Fortune, All Is Wild, All Is Silent, Vacilando Territory Blues, and Here We Go Magic (Western Vinyl)
Reviewed by Austin Powell, Fri., March 20, 2009
Over the past decade, Austin's Western Vinyl has developed into a modern metropolis of indie rock and ambient music. The latest crop only reiterates the label's breadth and beauty. Like a dark horse on a crooked mile, Brooklyn duo Callers kicks up dusty folk-blues on its intensely intimate debut, Fortune. Sara Lucas saddles up somewhere between Karen Dalton and Cat Power, with a haunting vocal allure ("More Than Right," "Debris") distinguished by her jazz-oriented approach and counterpart Ryan Seaton's inextricable guitar interplay. Taking cues from the letters of Texas settler William B. Dewees, All Is Wild, All Is Silent, the third LP in as many years from Austin's Balmorhea, proves more intricate and organic than 2008's Rivers Arms. The sextet embellishes its scenic, neoclassical compositions with percussive rushes and wordless vocals, courtesy of Tiny Vipers' Jesy Fortino, the group sounding like the West Texas counterpart to Sigur Rós. J. Tillman's fifth solo LP, Vacilando Territory Blues, is considerably darker and more existential than his work with Fleet Foxes, like Dennis Wilson's old Bambu bootlegs to the latter's Pet Sounds.
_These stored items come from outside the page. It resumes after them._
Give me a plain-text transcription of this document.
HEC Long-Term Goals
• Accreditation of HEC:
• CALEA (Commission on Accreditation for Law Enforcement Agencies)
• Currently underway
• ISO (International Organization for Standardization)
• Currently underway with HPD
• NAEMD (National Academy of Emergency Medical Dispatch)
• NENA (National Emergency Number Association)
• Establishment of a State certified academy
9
Stark yet engaging, the album ripens with ruminative hymns ("Master's House," "Above All Men") steeped in Gothic Americana ("Firstborn," "Laborless Land"), the exception being the jarring and distorted Crazy Horse gold rush of cornerstones "New Imperial Grand Blues" and "Steel on Steel." The self-titled debut of the latest project from Brooklyn songsmith Luke Temple, Here We Go Magic, is an alchemic elixir of polyrhythmic Afro-pop and glistening four-track ambience. Mesmerizing in repetition, standouts "Tunnelvision" and "I Just Want to See You Underwater" slowly blossom on Temple's crystalline tenor, while "Ahab" filters the entrancing voodoo of Orchestre Poly-Rythmo de Cotonou through the neo-gaze of the Kranky Records canon. Closer "Everything's Big" breaks the dream cycle like Pink Floyd's "Jugband Blues," a parting, whimsical glimpse at a fading innocence. (Thu., Club 115, 9pm.)